聖なる夜の願いごと


表情には出さなくともデュークにはシルバががっかりしている様が見えた。

エレナからとあって少し期待していたのだろう。




「クリスマスパーティーの招待状だったか?」

「あぁ、これはオベール公爵家からだ」

さすがに捨てはしなかったが、開きもせずに机の脇に置いた。

厚紙の表には“クリスマスパーティーへの招待状”とある。

恐らく裏側にはオベール公爵の署名と蝋印が押されているのだろう。



「オベール公爵からとは珍しいな。そこから招待状が来たのは初めてじゃないか?」

オベール公爵は先々代の国王、つまりシルバの父親の代からの家臣であり、シルバを支持する貴族の内の一人だ。



「あそこは最近、子が生まれたからな。確かもう六歳になるころだ。クリスマスパーティーは子供のために開いたようなものだろう」

齢はすでに六十を超えるが、子息に待望の子供が生まれ、それは初孫を可愛がっているそうだ。

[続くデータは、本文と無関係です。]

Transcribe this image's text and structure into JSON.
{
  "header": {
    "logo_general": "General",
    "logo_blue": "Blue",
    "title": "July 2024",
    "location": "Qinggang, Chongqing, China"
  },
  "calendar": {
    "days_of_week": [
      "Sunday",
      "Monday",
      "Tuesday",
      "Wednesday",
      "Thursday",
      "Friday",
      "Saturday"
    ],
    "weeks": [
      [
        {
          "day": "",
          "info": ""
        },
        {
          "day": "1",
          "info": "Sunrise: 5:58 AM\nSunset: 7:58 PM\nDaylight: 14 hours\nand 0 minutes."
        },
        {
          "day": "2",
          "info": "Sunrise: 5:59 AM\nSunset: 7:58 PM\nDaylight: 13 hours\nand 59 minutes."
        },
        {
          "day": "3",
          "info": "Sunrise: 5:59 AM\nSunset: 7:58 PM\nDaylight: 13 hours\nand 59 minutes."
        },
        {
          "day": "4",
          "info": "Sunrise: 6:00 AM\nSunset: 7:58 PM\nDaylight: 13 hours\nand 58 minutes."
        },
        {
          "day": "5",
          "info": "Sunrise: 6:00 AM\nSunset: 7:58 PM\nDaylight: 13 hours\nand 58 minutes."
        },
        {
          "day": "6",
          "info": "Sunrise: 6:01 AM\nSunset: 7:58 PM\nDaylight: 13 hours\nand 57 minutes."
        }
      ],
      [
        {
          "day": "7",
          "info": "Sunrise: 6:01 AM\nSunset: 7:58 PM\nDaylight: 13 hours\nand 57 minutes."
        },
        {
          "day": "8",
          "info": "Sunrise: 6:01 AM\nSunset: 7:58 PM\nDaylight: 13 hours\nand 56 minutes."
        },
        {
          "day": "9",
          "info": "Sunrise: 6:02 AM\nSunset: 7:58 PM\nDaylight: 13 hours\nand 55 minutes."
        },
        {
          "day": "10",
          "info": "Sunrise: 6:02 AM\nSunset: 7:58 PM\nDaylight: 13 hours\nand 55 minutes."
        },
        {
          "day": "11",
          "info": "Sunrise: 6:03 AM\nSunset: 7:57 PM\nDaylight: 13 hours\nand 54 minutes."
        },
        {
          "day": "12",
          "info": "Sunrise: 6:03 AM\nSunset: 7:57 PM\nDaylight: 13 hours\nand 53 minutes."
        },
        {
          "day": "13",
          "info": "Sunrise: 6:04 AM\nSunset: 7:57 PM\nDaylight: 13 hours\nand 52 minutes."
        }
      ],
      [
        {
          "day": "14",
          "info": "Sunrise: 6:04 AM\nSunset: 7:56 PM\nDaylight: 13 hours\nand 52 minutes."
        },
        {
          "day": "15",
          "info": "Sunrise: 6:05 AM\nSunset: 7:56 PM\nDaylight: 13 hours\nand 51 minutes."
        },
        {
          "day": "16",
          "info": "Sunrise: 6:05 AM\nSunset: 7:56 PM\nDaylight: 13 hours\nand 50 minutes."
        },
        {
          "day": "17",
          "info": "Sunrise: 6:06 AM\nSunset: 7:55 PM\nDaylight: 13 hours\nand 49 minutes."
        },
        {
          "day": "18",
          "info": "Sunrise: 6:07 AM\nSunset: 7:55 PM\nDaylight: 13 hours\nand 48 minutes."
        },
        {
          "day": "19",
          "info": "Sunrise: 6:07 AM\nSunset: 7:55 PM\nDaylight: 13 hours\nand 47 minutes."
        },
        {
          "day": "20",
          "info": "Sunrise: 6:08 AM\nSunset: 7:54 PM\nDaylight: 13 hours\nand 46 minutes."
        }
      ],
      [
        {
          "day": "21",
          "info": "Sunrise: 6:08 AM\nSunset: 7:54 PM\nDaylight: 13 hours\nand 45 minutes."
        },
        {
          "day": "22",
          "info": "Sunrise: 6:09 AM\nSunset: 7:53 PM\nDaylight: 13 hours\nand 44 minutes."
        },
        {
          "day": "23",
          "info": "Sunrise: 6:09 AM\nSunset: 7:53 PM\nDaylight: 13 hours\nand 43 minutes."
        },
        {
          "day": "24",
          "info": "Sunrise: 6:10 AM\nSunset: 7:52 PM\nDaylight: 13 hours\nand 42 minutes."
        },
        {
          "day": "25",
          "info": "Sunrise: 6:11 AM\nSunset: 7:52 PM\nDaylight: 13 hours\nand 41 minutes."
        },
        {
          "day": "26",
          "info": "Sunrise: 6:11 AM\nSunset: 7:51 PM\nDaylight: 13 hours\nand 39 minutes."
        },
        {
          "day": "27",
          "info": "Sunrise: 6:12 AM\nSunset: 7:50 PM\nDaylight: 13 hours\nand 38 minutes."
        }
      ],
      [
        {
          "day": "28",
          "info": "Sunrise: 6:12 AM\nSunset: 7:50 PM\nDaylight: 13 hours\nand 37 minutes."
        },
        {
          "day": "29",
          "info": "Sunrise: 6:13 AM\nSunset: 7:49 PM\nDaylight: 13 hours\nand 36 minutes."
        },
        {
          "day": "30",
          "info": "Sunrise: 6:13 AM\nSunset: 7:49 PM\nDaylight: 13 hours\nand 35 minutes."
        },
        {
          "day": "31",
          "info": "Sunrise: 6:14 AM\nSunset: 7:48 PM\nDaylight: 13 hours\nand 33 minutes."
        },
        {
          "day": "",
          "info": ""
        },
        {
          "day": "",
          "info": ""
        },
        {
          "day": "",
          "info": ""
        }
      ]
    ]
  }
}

今まで行事ごとに興味を示さなかったオベール公爵がクリスマスパーティーを開くとはオベール公爵の孫に対する可愛がりようが窺える。




「だが何故これだけエレナが持ってきたんだ?」

「さぁな。俺もウィルから預かったんだが、理由は言ってなかったみたいだぞ」

腑に落ちない表情をするシルバにデュークは少し口を挟んでみるかと思い、「まぁ…」とつなげる。



「この頃は訪問先といえばブラントン夫人のところばかりだったから、たまには他家のパーティーにでも行きたいんじゃないか?」

デュークの言葉にシルバは意表を突かれた様に目を見開く。